W moim przekonaniu chory może wstać z łóżka po prostatektomii z zastosowaniem czasowego szwu hemo-statycznego następnego dnia po operacji. Jeśli z ważnych powodów utrzymujemy szew dłużej, niż dwie doby, to chory nietylko może chodzić ze szwem, ale może również oddawać stolec, zanim usunie mu się szew. Mieliśmy 80-letniego chorego, operowanego w znieczuleniu miejscowym ksylokainą z dodaniem neurolepta-nalgezji, którego uruchomiliśmy wieczorem w dniu operacji.
Bardzo ważnym momentem, zasługującym na podkreślenie jest fakt mniejszej utraty krwi przez chorych, operowanych z zastosowaniem czasowego szwu hemostytycznego. Postaramy się przedstawić tę kwestię dokładniej w następnym doniesieniu na temat operacji Juvara.
Na koniec spostrzeżenie odnośnie możliwości ujęcia przez szeroko założony szew Juvara ujść moczowodów. U jednego z naszych chorych z gruczolakiem wielkości pięści szeroko założony szew spowodował dobrą hemostazę z tym, że po operacji wystąpił bezmocz. Następnego dnia zwolniono szew Juvara (ale nie usunięto) i wystąpiła obfita diureza. Chory wyzdrowiał.
Do prostatektomii używamy wyłącznie cewników Foleya nr 24 Charr. Staramy się nie płukać cewnika. Chory jeszcze na stole operacyjnym otrzymuje 40 mg Furosemidum i taką samą dawkę wieczorem. Prawie zawsze postępowanie takie zapobiega jakiemukolwiek zatkaniu się cewnika. Trzeba podkreślić, że czasami obserwuje się niewielkie krwawienie z cewki, krew wypływa obok cewnika. Osobiście nie jestem zwolennikiem w takich sytuacjach zaciskania prącia przylepcem.
W przypadkach kiedy wykonujemy prostotaktomię w mocznicy, lub z zakażeniem dróg moczowych lepiej jest pozostawić przetokę nadłonową pęcherza na krótki czas.
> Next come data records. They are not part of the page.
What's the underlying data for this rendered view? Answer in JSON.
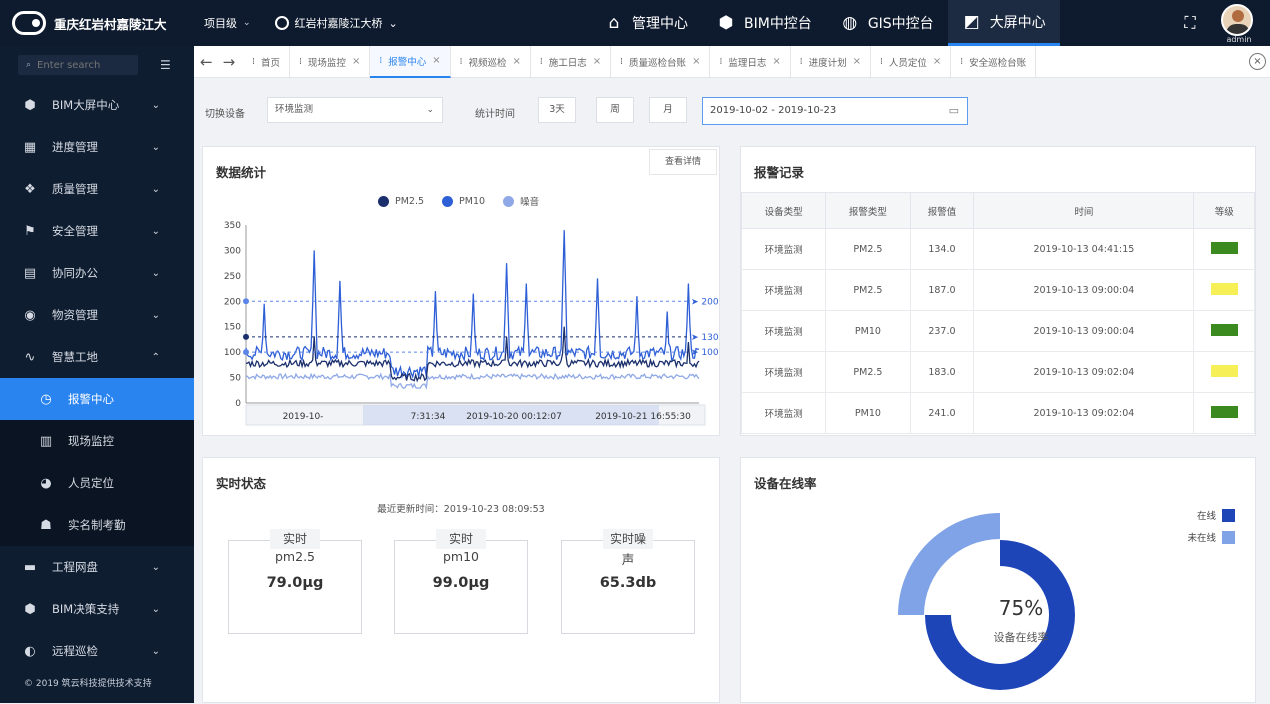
{
  "header": {
    "title": "重庆红岩村嘉陵江大",
    "project_label": "项目级",
    "project_name": "红岩村嘉陵江大桥",
    "navs": [
      {
        "label": "管理中心",
        "icon": "home-icon"
      },
      {
        "label": "BIM中控台",
        "icon": "cube-icon"
      },
      {
        "label": "GIS中控台",
        "icon": "globe-icon"
      },
      {
        "label": "大屏中心",
        "icon": "chart-icon"
      }
    ],
    "user": "admin"
  },
  "sidebar": {
    "search_placeholder": "Enter search",
    "items": [
      {
        "label": "BIM大屏中心",
        "icon": "cube-icon"
      },
      {
        "label": "进度管理",
        "icon": "grid-icon"
      },
      {
        "label": "质量管理",
        "icon": "quality-icon"
      },
      {
        "label": "安全管理",
        "icon": "flag-icon"
      },
      {
        "label": "协同办公",
        "icon": "document-icon"
      },
      {
        "label": "物资管理",
        "icon": "materials-icon"
      },
      {
        "label": "智慧工地",
        "icon": "pulse-icon"
      }
    ],
    "sub_items": [
      {
        "label": "报警中心",
        "icon": "alarm-icon"
      },
      {
        "label": "现场监控",
        "icon": "building-icon"
      },
      {
        "label": "人员定位",
        "icon": "person-icon"
      },
      {
        "label": "实名制考勤",
        "icon": "group-icon"
      }
    ],
    "bottom_items": [
      {
        "label": "工程网盘",
        "icon": "folder-icon"
      },
      {
        "label": "BIM决策支持",
        "icon": "cube-icon"
      },
      {
        "label": "远程巡检",
        "icon": "half-circle-icon"
      }
    ],
    "copyright": "© 2019 筑云科技提供技术支持"
  },
  "tabs": [
    "首页",
    "现场监控",
    "报警中心",
    "视频巡检",
    "施工日志",
    "质量巡检台账",
    "监理日志",
    "进度计划",
    "人员定位",
    "安全巡检台账"
  ],
  "filters": {
    "device_label": "切换设备",
    "device_value": "环境监测",
    "time_label": "统计时间",
    "btn_3d": "3天",
    "btn_week": "周",
    "btn_month": "月",
    "date_range": "2019-10-02 - 2019-10-23"
  },
  "stats_panel": {
    "title": "数据统计",
    "detail_btn": "查看详情"
  },
  "chart_data": {
    "type": "line",
    "title": "数据统计",
    "series": [
      {
        "name": "PM2.5",
        "color": "#1a2f6b"
      },
      {
        "name": "PM10",
        "color": "#2f5fd6"
      },
      {
        "name": "噪音",
        "color": "#8fa9e6"
      }
    ],
    "x_ticks": [
      "2019-10-",
      "7:31:34",
      "2019-10-20 00:12:07",
      "2019-10-21 16:55:30"
    ],
    "ylim": [
      0,
      350
    ],
    "y_ticks": [
      0,
      50,
      100,
      150,
      200,
      250,
      300,
      350
    ],
    "mark_lines": [
      {
        "label": "200",
        "value": 200
      },
      {
        "label": "130",
        "value": 130
      },
      {
        "label": "100",
        "value": 100
      }
    ]
  },
  "alarm_panel": {
    "title": "报警记录",
    "columns": [
      "设备类型",
      "报警类型",
      "报警值",
      "时间",
      "等级"
    ],
    "rows": [
      {
        "device": "环境监测",
        "type": "PM2.5",
        "value": "134.0",
        "time": "2019-10-13 04:41:15",
        "level_color": "#3a8a1f"
      },
      {
        "device": "环境监测",
        "type": "PM2.5",
        "value": "187.0",
        "time": "2019-10-13 09:00:04",
        "level_color": "#f7ef56"
      },
      {
        "device": "环境监测",
        "type": "PM10",
        "value": "237.0",
        "time": "2019-10-13 09:00:04",
        "level_color": "#3a8a1f"
      },
      {
        "device": "环境监测",
        "type": "PM2.5",
        "value": "183.0",
        "time": "2019-10-13 09:02:04",
        "level_color": "#f7ef56"
      },
      {
        "device": "环境监测",
        "type": "PM10",
        "value": "241.0",
        "time": "2019-10-13 09:02:04",
        "level_color": "#3a8a1f"
      }
    ]
  },
  "realtime_panel": {
    "title": "实时状态",
    "updated": "最近更新时间：2019-10-23 08:09:53",
    "boxes": [
      {
        "cap": "实时",
        "sub": "pm2.5",
        "value": "79.0μg"
      },
      {
        "cap": "实时",
        "sub": "pm10",
        "value": "99.0μg"
      },
      {
        "cap": "实时噪",
        "sub": "声",
        "value": "65.3db"
      }
    ]
  },
  "online_panel": {
    "title": "设备在线率",
    "legend": [
      {
        "label": "在线",
        "color": "#1d45b8"
      },
      {
        "label": "未在线",
        "color": "#7fa3e6"
      }
    ],
    "online_ratio": 0.75,
    "center_value": "75%",
    "center_label": "设备在线率"
  }
}
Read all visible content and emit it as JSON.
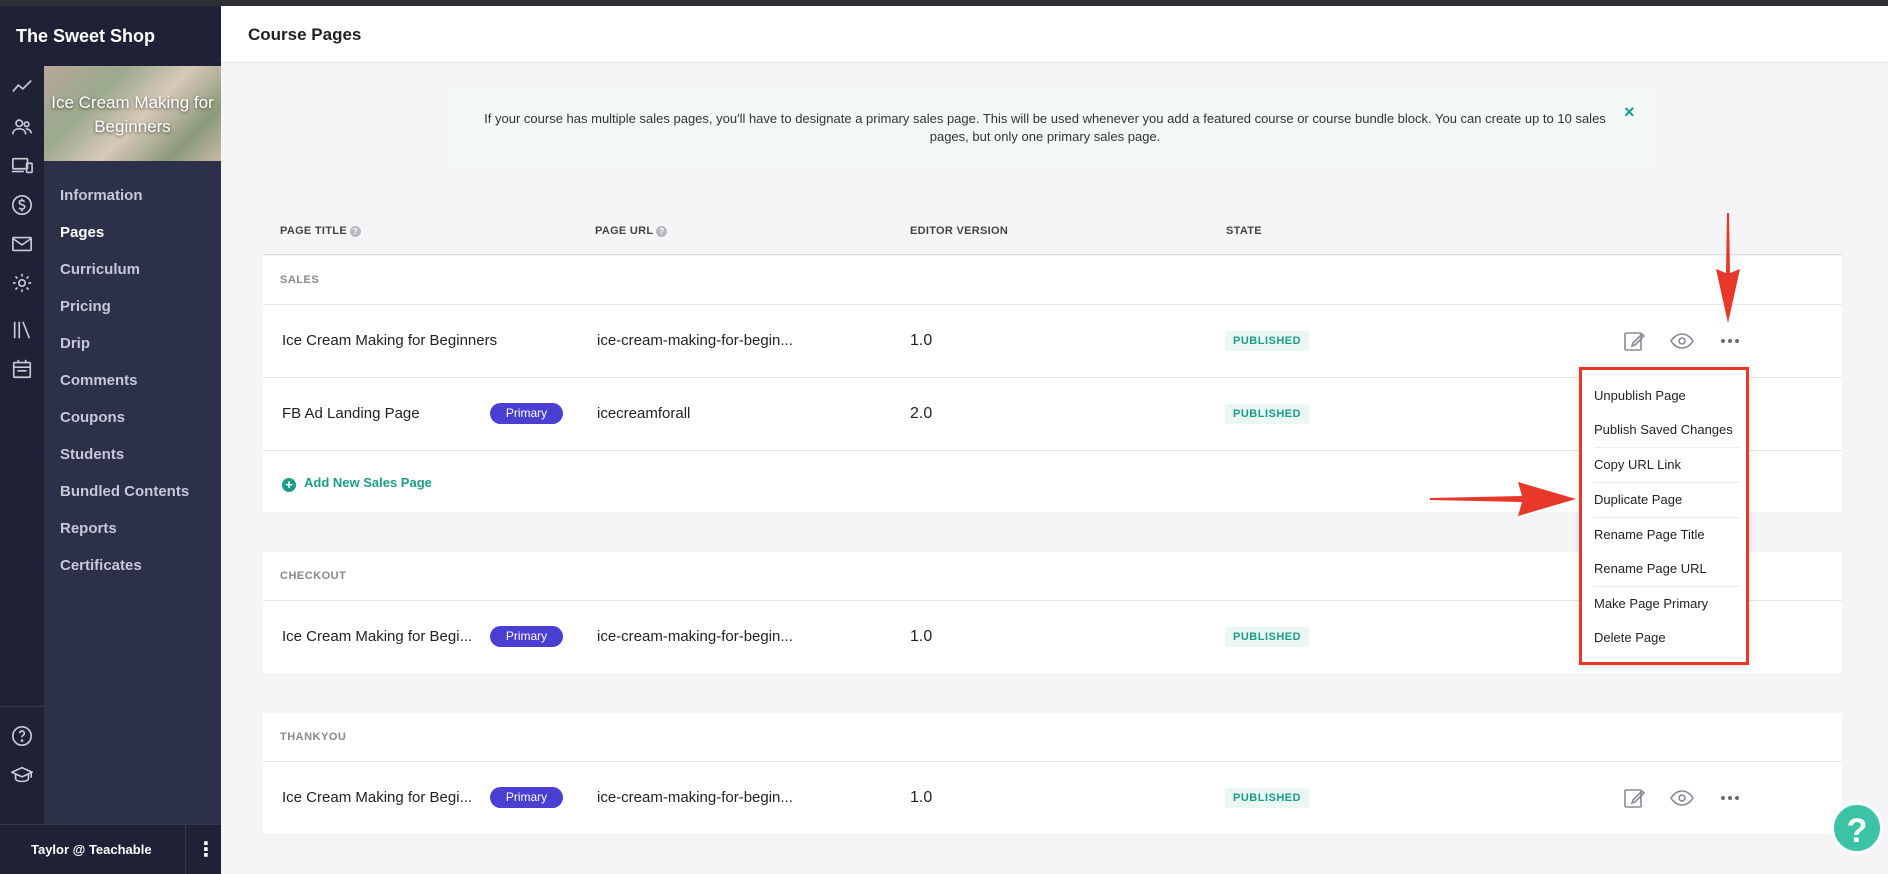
{
  "brand": {
    "name": "The Sweet Shop"
  },
  "course": {
    "title": "Ice Cream Making for Beginners"
  },
  "course_nav": [
    {
      "label": "Information",
      "active": false
    },
    {
      "label": "Pages",
      "active": true
    },
    {
      "label": "Curriculum",
      "active": false
    },
    {
      "label": "Pricing",
      "active": false
    },
    {
      "label": "Drip",
      "active": false
    },
    {
      "label": "Comments",
      "active": false
    },
    {
      "label": "Coupons",
      "active": false
    },
    {
      "label": "Students",
      "active": false
    },
    {
      "label": "Bundled Contents",
      "active": false
    },
    {
      "label": "Reports",
      "active": false
    },
    {
      "label": "Certificates",
      "active": false
    }
  ],
  "rail_icons": [
    "trend-icon",
    "users-icon",
    "devices-icon",
    "dollar-icon",
    "mail-icon",
    "gear-icon",
    "library-icon",
    "calendar-icon",
    "help-icon",
    "school-icon"
  ],
  "user": {
    "name": "Taylor @ Teachable"
  },
  "header": {
    "title": "Course Pages"
  },
  "notice": {
    "text": "If your course has multiple sales pages, you'll have to designate a primary sales page. This will be used whenever you add a featured course or course bundle block. You can create up to 10 sales pages, but only one primary sales page.",
    "close": "×"
  },
  "table": {
    "columns": {
      "title": "PAGE TITLE",
      "url": "PAGE URL",
      "editor": "EDITOR VERSION",
      "state": "STATE"
    },
    "groups": {
      "sales": {
        "label": "SALES",
        "rows": [
          {
            "title": "Ice Cream Making for Beginners",
            "primary": "",
            "url": "ice-cream-making-for-begin...",
            "version": "1.0",
            "state": "PUBLISHED"
          },
          {
            "title": "FB Ad Landing Page",
            "primary": "Primary",
            "url": "icecreamforall",
            "version": "2.0",
            "state": "PUBLISHED"
          }
        ],
        "add_label": "Add New Sales Page"
      },
      "checkout": {
        "label": "CHECKOUT",
        "rows": [
          {
            "title": "Ice Cream Making for Begi...",
            "primary": "Primary",
            "url": "ice-cream-making-for-begin...",
            "version": "1.0",
            "state": "PUBLISHED"
          }
        ]
      },
      "thankyou": {
        "label": "THANKYOU",
        "rows": [
          {
            "title": "Ice Cream Making for Begi...",
            "primary": "Primary",
            "url": "ice-cream-making-for-begin...",
            "version": "1.0",
            "state": "PUBLISHED"
          }
        ]
      }
    }
  },
  "dropdown": {
    "items": [
      "Unpublish Page",
      "Publish Saved Changes",
      "Copy URL Link",
      "Duplicate Page",
      "Rename Page Title",
      "Rename Page URL",
      "Make Page Primary",
      "Delete Page"
    ]
  },
  "help_bubble": "?",
  "colors": {
    "sidebar_dark": "#1f2236",
    "sidebar_nav": "#2c3048",
    "accent_teal": "#1a9c86",
    "primary_badge": "#4a3fd3",
    "annotation_red": "#e8382a"
  }
}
Opieka pielęgniarska nad chorym po prostatektomii Juvara jest na ogół bardzo prosta. W każdym razie przy szczupłej obsadzie pielęgniarskiej możliwe jest wykonanie 2 prostatektomii jednego dnia, co przy stosowaniu przepływu jest jednak dużym obciążeniem. Myślę o jednej pielęgniarce na 52 chorych.
Przy zastosowaniu szwu Juvara, przepływu farmakologicznego z zastosowaniem furosemidum oraz przy wystrzeganiu się podawania kwasu epsiaminokapronowego, wczesnym u-ruchomianiu chorego i niepłukaniu cewnika obserwowałem znacznie mniej zapaleń najądrzy, niż przy tradycyjnym postępowaniu z zastosowaniem wchłaniających się szwów, przepływu i cewniku sztywnym. Na ogół też spostrzegłem mniej zapaleń żył, niż u chorych uruchamianych ze względu na lekko różowy mocz — dopiero w kilka dni, a nawet w tydzień po operacji
Wnioski
1. Zastosowanie czasowego szwu hemostatycznego Juvara jest prostym i pewnym sposobem opanowania krwawienia śród- i pooperacyjnego. Chorzy operowani tą metodą tracą mniej krwi.
2.Chorego można uruchomić następnego dnia po operacji.
3.Opieka pooperacyjna nad chorym jest uproszczona, mało obciążająca pielęgniarkę dyżurną. Ważna w dobie dziesiejszych trudności kadrowych.
4. W porównywalnych sytuacjach bakteriologicznych — zastosowanie szwu Juvara, cewnika Foleya i furo-semidum — znakomcie zmniejsza występowanie zapalenia najądrzy.